Dr. Henry Herbert Lartey
Dr. Henry Herbert Lartey

Henry Lartey Is Prime Candidate for Street Removal

Dr. Henry Herbert Lartey
Dr. Henry Herbert Lartey

?I am assuming that since Dr. Henry Herbert Lartey would have Ghana returned to a Rawlings-style military dictatorship, he must also be planning to permanently dissolve his so-called Great Consolidated Popular Party (GCPP), the political party founded by his late father, Mr. Dan Lartey, of which he is now the presidential heir of a candidate. With a decidedly undemocratic political family business like the GCPP, it is little wonder that Dr. Lartey would so facilely entertain the inexcusably outrageous idea of returning the country to a military dictatorship, even for a short while (See “Ghana Needs to Return to Military Rule – GCPP Leader Charges” Ghanaweb.com 8/4/14).


I am also assuming that in spite of his quite apparently mature age, that the 2012 Presidential Candidate of the GCPP was, perhaps, too young to have witnessed and fully appreciated the high level of corruption that attended each and every one of the military juntas that have dominated our beloved country’s geopolitical culture. He may, for instance, need to learn about the reasons for which Gen. Ankrah lost his chairmanship at the helm of the National Liberation Council (NLC).


The latter observation, of course, is in absolutely no way to endorse the equally rankly corrupt and dictatorial one-party faux-socialist burlesque that was the Kwame Nkrumah-led Convention People’s Party (CPP). And would Dr. Lartey dispute the more than amply documented fact that the I. K. Acheampong-led National Redemption Council (NRC) was as thoroughgoing corrupt as was the F. W. K. Akuffo-led Supreme Military Council (SMC – II), Acheampong’s Supreme Military Council I, the Rawlings-led Armed Forces Revolutionary Council (AFRC) and the latter’s so-called Provisional National Defense Council (PNDC)?
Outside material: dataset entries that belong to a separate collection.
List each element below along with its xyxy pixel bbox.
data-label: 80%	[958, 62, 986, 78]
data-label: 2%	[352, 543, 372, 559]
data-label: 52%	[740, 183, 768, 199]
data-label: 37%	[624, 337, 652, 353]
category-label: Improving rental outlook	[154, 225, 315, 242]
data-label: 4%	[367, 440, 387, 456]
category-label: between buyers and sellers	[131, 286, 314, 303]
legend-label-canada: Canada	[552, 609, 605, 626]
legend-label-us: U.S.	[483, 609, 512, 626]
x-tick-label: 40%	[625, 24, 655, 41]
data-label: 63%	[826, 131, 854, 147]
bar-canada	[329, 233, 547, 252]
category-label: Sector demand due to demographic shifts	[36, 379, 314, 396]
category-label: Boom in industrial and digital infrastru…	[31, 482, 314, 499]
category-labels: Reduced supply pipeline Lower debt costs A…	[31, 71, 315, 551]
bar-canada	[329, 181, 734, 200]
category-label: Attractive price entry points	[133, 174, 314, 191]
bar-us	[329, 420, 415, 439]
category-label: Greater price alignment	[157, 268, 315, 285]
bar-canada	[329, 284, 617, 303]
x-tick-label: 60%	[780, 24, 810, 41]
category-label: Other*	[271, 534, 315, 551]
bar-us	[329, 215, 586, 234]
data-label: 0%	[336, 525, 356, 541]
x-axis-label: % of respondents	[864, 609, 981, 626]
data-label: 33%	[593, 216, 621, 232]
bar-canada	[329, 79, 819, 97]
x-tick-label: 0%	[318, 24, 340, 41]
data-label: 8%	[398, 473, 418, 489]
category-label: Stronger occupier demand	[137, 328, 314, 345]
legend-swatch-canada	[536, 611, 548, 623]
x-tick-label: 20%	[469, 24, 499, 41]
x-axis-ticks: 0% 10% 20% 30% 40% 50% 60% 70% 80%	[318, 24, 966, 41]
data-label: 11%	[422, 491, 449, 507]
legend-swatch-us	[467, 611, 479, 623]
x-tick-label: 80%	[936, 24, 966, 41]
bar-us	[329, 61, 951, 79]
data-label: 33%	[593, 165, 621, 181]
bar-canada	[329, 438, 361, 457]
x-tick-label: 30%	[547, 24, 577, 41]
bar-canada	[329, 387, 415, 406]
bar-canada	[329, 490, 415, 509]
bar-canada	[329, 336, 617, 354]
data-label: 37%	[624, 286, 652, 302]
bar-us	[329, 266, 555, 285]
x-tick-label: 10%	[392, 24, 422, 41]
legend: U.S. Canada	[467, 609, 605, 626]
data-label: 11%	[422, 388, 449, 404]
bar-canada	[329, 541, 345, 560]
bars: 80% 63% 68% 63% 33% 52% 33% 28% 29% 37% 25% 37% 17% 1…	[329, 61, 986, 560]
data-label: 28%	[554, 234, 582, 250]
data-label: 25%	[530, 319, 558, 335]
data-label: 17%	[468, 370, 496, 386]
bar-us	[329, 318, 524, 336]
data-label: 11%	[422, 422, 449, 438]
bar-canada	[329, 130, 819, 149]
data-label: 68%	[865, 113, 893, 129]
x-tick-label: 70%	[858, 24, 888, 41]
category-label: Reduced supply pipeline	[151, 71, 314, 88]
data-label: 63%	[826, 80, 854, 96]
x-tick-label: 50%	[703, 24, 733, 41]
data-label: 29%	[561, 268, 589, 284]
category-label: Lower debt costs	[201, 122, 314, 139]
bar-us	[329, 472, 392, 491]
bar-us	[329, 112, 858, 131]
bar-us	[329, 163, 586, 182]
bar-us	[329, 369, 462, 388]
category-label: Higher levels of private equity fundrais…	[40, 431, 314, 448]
Indeed, about the only difference between the afore-listed military juntas and their civilian counterparts is that under the former, the theft of public resources was largely restricted among the circle of those licensed and certified to shoot and kill with impunity. Oftentimes, as witnessed under Chairman Rawlings, wanton thievery and the brutal liquidation of political opponents, both real and perceived, were conducted in a close-knit tribal manner that strikingly resembled the activities of the Sicilian Mafia, as eerily exemplified by the June 30, 1982 brutal assassination of the three Akan Accra High Court judges and the retired Ghana Army major.


From the quality of his rather superficial rhetoric, one gets the quite credible impression that Dr. Lartey is not an expert economist. If he is, then he almost certainly ranks among the bottom-most trough of his kind. For it is unpardonably naive for any Ghanaian intellectual worthy of his credentials to suppose that the Rawlings-led AFRC epitomized the finest example of military discipline. Perhaps the GCPP leader may want to compare notes with expert economists to find out about the irreparable damage of the Ghanaian economy wreaked by obtuse AFRC economic policies during the three-month period that a 31-year-old ill-bred and poorly educated Chairman Rawlings hogged the national political limelight prior to his handing over of the reins of governance to the Limann-led People’s National Party (PNP).


To be certain, it does not take much intellectual energy and vision to come up with such high school economic flapdoodle as “Grow what you eat; stockpile and export. Domestication can end dollarization of Ghana’s economy,” and “We have to earn more from our exports such as oranges, pine-apples, pawpaws, mangoes as well as other fruits and vegetables by value addition….” What is direly needed, even as embarrassingly evinced by the so-called Senchi Consensus – I prefer the more apt characterization of Senchi Charade – is a well-grounded and practically coherent and feasible development blueprint and not such pedestrian litany of low-level intellectual abstractions.


You see, reading through such poppycock, I couldn’t help recalling Dr. Kwasi Osei’s radical and revolutionary program of removing every single certified mental basket case from our city streets. “Operation Clean Our Streets,” I suppose that is the name of the taskforce. And for those of our readers who may not be familiar with his name, Dr. Kwasi Osei is the Director of the Accra Mental Hospital. I think he also doubles as Ghana’s chief psychiatrist. Well, I thought Dr. Lartey would make a very fine candidate for street removal.